Posted on: Friday, January 21, 2005

EDITORIAL
President's address put world on notice

The defining events of President Bush's first four years in office are undeniably the attacks of Sept. 11 and the following war in Iraq.

In his inaugural address yesterday, the president used those two events to put into context what he declared would be at the core of his second term: the defense of liberty and human freedom at home and across the globe.

Bush did not mention Iraq directly and referred to Sept. 11 only in oblique terms. But there was no doubting what he was talking about and no confusion about his purpose.

In many ways, this address to a wintry Washington crowd, Americans across the nation and to world leaders was Bush's most eloquent defense yet of his reaction to the terror attacks and his decision to go to war in Iraq.

Whether those words will do much to convince domestic or international doubters remains to be seen. But with passionate and clearly heartfelt words, Bush made it very clear how he views his mission during these next four years.

His goals, which echo in some ways the lofty ideals of previous presidents such as Woodrow Wilson and John F. Kennedy, are nothing less than using America's physical, economic and moral might to spread democracy and liberty wherever it is threatened.
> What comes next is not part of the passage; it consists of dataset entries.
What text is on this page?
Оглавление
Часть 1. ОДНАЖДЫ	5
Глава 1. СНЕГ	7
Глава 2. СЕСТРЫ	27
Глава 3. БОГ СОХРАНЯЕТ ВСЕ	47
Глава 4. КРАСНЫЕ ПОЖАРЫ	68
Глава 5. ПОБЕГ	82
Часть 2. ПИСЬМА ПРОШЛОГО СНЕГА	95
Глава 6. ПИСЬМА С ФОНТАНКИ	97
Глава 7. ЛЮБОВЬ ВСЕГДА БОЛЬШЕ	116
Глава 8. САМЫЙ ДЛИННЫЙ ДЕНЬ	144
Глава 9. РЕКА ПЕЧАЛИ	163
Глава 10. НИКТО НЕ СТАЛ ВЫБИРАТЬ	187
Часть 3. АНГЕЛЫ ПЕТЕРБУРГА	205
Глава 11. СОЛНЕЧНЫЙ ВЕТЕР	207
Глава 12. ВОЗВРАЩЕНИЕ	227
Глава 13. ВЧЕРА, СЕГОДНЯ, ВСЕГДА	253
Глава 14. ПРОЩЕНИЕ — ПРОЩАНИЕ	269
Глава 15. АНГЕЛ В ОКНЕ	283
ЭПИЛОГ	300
"We are led, by events and common sense, to one conclusion," Bush said: "The survival of liberty in our land increasingly depends on the success of liberty in other lands."

And the president left no doubt that, as in Iraq, the United States under his watch will not flinch from using the force of arms to accomplish his goals.

"This is not primarily the task of arms," he said, "though we will defend ourselves and our friends by force of arms when necessary."

Our hope is that this vision of a muscular American foreign policy will be seen not as the bluster of the world's only superpower, but rather a sincere wish that the fruits of liberty and human freedom we enjoy at home will be peacefully shared by all.